A decision by the central bank on Thursday to leave the benchmark rate unchanged at 24 percent when inflation is running at 24.5 percent shows policymakers are “taking the path of least resistance,” Commerzbank’s Tatha Ghose said, according to FX Street.

The lira had stabilized when the bank hiked rates by 625 basis points in September in response to a spike in inflation. Many economists had expected policymakers to raise rates again but conceded that political considerations – President Recep Tayyip Erdoğan’s opposition to higher interest rates and slowing economic activity – lessened that possibility.

“At the slightest feeling of comfort with lira developments the central bank has decided to pause the hiking cycle,” Ghose said. “We therefore see USD-TRY rising sharply in coming months and disrupting the status quo.

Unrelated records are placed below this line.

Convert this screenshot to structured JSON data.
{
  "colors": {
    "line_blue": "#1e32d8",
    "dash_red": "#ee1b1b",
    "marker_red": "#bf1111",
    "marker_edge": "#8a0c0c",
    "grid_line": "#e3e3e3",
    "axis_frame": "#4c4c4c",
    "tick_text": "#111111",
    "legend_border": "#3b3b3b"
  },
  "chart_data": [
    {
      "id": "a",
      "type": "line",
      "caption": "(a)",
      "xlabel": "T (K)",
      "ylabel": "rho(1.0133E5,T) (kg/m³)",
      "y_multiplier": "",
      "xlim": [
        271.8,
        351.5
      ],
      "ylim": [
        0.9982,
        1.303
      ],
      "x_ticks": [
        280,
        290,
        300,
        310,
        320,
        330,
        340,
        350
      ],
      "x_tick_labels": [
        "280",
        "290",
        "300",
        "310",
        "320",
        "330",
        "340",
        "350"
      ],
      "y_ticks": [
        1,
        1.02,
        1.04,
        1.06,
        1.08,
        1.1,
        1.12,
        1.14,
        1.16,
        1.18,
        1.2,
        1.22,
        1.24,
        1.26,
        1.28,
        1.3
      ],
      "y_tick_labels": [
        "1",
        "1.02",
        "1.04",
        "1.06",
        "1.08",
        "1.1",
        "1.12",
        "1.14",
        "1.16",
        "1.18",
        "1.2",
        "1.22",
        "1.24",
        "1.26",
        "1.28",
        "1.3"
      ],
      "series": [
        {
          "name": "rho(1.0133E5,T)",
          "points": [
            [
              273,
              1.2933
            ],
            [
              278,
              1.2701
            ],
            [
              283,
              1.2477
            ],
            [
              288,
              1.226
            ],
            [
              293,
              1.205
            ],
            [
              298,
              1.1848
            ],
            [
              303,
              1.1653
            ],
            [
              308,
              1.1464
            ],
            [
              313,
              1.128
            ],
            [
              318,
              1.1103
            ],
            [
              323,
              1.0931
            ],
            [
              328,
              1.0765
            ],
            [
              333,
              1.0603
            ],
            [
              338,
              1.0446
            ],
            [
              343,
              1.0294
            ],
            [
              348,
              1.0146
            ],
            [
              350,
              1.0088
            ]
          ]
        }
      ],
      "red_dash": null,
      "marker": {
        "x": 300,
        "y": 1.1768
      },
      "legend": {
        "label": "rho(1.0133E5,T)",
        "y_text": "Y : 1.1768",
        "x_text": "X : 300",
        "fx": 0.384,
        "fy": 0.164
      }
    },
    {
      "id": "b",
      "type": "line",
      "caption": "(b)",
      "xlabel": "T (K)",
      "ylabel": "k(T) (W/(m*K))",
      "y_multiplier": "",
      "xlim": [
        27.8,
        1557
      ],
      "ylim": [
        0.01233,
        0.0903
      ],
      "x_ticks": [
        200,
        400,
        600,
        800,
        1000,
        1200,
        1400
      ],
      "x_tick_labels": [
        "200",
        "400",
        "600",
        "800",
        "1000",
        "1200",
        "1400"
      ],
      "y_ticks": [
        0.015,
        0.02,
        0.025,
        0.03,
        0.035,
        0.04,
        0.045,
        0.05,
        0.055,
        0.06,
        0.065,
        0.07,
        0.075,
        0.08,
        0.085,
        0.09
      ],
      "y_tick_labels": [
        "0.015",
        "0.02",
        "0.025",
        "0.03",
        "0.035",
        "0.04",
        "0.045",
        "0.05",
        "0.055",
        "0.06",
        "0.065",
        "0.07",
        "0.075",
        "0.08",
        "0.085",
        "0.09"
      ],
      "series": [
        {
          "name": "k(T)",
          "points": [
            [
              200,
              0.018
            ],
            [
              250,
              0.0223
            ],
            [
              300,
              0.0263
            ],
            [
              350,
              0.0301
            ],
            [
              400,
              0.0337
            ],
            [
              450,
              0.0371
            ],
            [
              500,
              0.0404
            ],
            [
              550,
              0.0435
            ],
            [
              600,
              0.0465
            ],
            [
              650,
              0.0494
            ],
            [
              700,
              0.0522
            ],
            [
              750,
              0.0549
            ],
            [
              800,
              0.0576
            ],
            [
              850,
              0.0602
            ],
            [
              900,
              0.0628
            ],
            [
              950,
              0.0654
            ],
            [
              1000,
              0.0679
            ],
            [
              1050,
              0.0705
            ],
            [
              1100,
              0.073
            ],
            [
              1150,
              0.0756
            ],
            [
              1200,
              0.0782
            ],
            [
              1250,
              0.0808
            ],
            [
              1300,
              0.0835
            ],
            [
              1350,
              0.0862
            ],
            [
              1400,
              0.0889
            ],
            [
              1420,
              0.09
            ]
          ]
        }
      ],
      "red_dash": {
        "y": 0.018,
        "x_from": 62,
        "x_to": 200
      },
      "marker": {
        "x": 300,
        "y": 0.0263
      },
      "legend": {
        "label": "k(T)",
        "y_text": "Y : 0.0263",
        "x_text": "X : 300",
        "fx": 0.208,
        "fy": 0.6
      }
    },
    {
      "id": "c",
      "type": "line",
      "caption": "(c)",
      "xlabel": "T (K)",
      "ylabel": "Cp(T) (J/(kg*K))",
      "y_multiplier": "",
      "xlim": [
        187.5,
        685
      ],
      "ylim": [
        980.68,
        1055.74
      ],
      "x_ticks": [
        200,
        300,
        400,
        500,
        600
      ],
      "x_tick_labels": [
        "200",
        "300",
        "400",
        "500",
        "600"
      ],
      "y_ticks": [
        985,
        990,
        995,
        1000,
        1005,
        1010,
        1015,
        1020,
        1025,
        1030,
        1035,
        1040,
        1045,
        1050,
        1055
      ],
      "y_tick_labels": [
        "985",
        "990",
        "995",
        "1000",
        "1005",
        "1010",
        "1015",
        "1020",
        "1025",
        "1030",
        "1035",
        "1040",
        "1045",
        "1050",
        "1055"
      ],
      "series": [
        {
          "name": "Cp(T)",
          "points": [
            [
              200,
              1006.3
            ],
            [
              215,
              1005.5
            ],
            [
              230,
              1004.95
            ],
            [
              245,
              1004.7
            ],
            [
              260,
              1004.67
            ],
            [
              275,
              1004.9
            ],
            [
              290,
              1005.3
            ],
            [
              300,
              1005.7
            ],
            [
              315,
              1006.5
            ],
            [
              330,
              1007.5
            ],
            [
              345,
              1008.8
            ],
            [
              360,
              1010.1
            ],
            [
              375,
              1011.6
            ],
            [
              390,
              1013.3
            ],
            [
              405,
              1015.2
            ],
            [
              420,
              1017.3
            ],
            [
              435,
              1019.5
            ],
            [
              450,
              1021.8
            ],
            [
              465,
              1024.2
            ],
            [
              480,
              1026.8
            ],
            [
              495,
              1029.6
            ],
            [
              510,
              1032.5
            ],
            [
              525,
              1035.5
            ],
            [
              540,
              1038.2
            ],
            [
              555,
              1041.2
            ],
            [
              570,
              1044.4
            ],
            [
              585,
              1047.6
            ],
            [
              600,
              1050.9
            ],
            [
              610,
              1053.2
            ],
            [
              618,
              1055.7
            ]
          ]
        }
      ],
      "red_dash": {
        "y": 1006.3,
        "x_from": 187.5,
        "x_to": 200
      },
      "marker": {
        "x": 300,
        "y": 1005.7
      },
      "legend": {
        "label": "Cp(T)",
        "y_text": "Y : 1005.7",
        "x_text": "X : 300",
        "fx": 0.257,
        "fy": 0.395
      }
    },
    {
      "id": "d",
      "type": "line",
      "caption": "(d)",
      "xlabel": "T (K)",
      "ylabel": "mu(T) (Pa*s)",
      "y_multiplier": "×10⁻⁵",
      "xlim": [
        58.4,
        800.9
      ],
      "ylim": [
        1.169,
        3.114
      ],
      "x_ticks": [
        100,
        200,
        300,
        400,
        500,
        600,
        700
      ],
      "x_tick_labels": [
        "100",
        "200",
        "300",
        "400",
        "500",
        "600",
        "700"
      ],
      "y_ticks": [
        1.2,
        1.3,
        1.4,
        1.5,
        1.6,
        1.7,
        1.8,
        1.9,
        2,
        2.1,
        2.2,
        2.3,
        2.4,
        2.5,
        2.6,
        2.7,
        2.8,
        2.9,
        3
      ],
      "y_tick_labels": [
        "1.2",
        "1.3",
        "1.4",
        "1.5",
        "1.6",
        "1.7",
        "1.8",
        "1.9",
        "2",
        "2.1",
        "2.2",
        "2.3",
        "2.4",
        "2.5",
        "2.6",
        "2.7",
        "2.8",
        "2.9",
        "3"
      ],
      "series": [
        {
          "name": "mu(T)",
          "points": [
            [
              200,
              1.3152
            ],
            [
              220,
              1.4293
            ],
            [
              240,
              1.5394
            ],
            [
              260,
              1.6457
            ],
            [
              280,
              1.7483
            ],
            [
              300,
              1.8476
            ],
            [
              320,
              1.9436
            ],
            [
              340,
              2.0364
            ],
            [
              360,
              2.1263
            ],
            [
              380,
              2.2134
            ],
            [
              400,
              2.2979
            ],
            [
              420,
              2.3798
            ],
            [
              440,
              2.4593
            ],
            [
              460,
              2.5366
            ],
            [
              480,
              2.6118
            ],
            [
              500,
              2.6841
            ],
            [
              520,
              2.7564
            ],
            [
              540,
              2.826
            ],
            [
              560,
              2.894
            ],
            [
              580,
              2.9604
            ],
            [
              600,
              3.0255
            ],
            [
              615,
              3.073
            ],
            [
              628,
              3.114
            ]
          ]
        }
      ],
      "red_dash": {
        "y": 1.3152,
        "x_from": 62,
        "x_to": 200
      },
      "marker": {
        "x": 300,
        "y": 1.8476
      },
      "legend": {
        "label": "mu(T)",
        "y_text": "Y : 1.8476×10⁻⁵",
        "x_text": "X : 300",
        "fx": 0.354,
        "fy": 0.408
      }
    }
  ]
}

“In our view, this was a major policy mistake. The central bank commented that it maintains a tight policy stance. But, when the benchmark rate is 24 percent and inflation is also 24 percent how is this stance ‘tight’?”

The lira has lost more than a third of its value against the dollar this year after the central bank responded belatedly to currency weakness and investor worry that the economy was overheating. The lira reached a record low of 7.22 to the dollar in August, when concerns were exacerbated by a political crisis with the United States. Tensions with Washington abated after a Turkish court finally released American pastor Andrew Brunson.

The lira was little changed at 5.63 to the dollar at 10:13 a.m. in Istanbul on Friday.